### Exercise 3. Linear Regression

Operations of the Regression Analysis tools are similar regardless of the algorithm used. The participating variables are imported the same way. In this exercise, **Linear Regression** is run as an example.

1 Go to **ALS Forest > Regression Analysis > Linear Regression** to bring up the Linear Regression dialog window.

2 Import training data

2.1 Click on the button to locate **Sample data** for the import.

2.2 **Dependent Variable**: choose **Biomass** from the dropdown menu.

2.3 **Plot Type**: Set to match actual data – for **Square** plots, set the **Length**; for **Circular** plots, set the **Radius** value. For this exercise, the **Type** is set to **Circle** with a **Radius** of 10m.

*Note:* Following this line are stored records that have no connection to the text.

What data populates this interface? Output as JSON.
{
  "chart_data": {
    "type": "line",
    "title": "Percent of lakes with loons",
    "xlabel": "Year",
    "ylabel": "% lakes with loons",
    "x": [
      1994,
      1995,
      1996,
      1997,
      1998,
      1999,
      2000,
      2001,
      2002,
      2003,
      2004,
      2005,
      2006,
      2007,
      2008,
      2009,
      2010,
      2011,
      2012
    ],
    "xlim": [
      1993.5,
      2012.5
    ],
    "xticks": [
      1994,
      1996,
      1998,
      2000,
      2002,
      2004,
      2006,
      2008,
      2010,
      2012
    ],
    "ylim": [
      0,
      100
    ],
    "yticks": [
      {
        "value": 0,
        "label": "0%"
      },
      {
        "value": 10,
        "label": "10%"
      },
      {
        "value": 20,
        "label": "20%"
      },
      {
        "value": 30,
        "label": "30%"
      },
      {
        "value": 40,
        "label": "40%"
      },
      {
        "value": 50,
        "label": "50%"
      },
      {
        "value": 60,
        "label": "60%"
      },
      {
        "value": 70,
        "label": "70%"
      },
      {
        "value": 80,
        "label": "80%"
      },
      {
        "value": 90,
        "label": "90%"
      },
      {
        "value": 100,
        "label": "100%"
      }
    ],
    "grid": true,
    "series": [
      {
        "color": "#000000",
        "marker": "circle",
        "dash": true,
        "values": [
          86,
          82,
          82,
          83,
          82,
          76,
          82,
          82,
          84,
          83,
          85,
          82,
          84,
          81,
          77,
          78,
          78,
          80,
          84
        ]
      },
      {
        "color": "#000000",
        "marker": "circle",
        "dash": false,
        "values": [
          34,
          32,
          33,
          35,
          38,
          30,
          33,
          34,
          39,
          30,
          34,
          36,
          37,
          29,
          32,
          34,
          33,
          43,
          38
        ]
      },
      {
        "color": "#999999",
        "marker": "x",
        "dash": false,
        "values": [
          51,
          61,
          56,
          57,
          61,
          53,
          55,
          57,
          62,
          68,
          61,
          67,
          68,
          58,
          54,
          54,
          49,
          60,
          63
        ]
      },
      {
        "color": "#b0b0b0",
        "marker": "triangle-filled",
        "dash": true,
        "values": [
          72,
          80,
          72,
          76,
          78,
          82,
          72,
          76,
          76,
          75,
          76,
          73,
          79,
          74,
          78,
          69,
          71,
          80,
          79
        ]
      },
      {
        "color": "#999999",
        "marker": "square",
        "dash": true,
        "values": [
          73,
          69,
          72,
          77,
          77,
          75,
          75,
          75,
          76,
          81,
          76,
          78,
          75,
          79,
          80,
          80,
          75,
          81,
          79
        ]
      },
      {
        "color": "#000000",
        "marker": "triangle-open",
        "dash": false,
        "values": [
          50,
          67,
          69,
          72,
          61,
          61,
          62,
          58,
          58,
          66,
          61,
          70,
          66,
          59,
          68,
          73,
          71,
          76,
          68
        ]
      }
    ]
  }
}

2.4 **Optimize by considering location uncertainty**: check **Optimize**, and accept the default **Location Uncertainty** value of 5. The plot center (XY) will be moved around in the circle with a radius of 5 meter, and points within 10m (Radius of the survey plot) of the new XY location will be used for Regression Analysis modeling. The model that has the smallest Standard Deviation will be used eventually. This process aims to reduce the influence of plot location uncertainty in the field on the regression analysis results (Su et al. (2016)).

2.5 **X/Y**: Specify the columns containing plot center point coordinates.

Note: The imported sample data has to be a subset of the independent variable

3 Independent Variables

3.1 Select **CSV** for input format. Click on and then select ALSData_Normalized_Elevation Metrics.csv. All the existing variables will be listed in the **Independent Variables** field.

3.2 In this exercise, only these 15 Elevation Percentiles will be used as **Independent Variables**: 1st, 5th, 10th, 20th, 25th, 30th, 40th, 50th, 60th, 70th, 75th, 80th, 90th, 95th, 99th. Left click on or click and hold on multiple variables to select the other variables, and then click on to remove them.

Note: The amount of training samples must be not less than the amount of independent variables to build a Regression model.

To import TIFF files as Independent Variables instead of CSV, select TIFF, and import the TIFF files.

All imported TIFF files must share identical size and resolution.

Multiple Independent Variables can be imported at one time as TIFF files, but only one CSV file can be imported at a time.

4 **Linear Regression Methods: Enter and Stepwise**

**Enter**: All selected independent variables will be included in the model fitting process. This tutorial uses this method.**Stepwise**: In each model fitting iteration, one independent variable is considered as an addition to the linear regression model, and each variable will be retained or removed from the model based on statistical t-test. This is known as step-wise regression.

5 **Save Regression Model**: If checked, the resulting regression model will be saved at the output path as a.model file. This saved model can be used in the **Run Existing Regression Model** tool.

6 **Save Regression Dataset**: If checked, the resulting dataset will be saved at the output path as a CSV file. The first column of this file is the **Dependent Variable** and the following columns are **Independent Variables**.

7 **Accuracy Assessment**: Assess the fitted models using a **K-fold cross validation** method. The sample dataset is partitioned into K subsets. In each model fitting iteration, all but one subset of the data are used to train the model while the remaining one is used to validate the model.

8 **Output Path**: **Regression Analysis** outputs will be saved here, which includes model predictions (.tif file), regression analysis reports (.html file), and, if so specified by the user, resulting regression models (.model file) and regression datasets (.csv file).

9 **Model predictions (.tif file)**

The prediction of biomass in the spatial resolution of 20m. The value of each pixel of the .tif raster is the predicted biomass of that pixel area.

10 **Regression Analysis Reports**

The report consists of two parts. The first part is a **Summary** of the input and accuracy parameters of the analysis, including **Regress Type**, **Linear Regression Coefficients**, **K-Fold value**, **R value**, **R-Square**, **RMSE**, **Probability Value,** and the **Significance of the K-fold Test Result**. The second part lists the **Dependent** and **Independent Variables** of the **Regression Analysis**.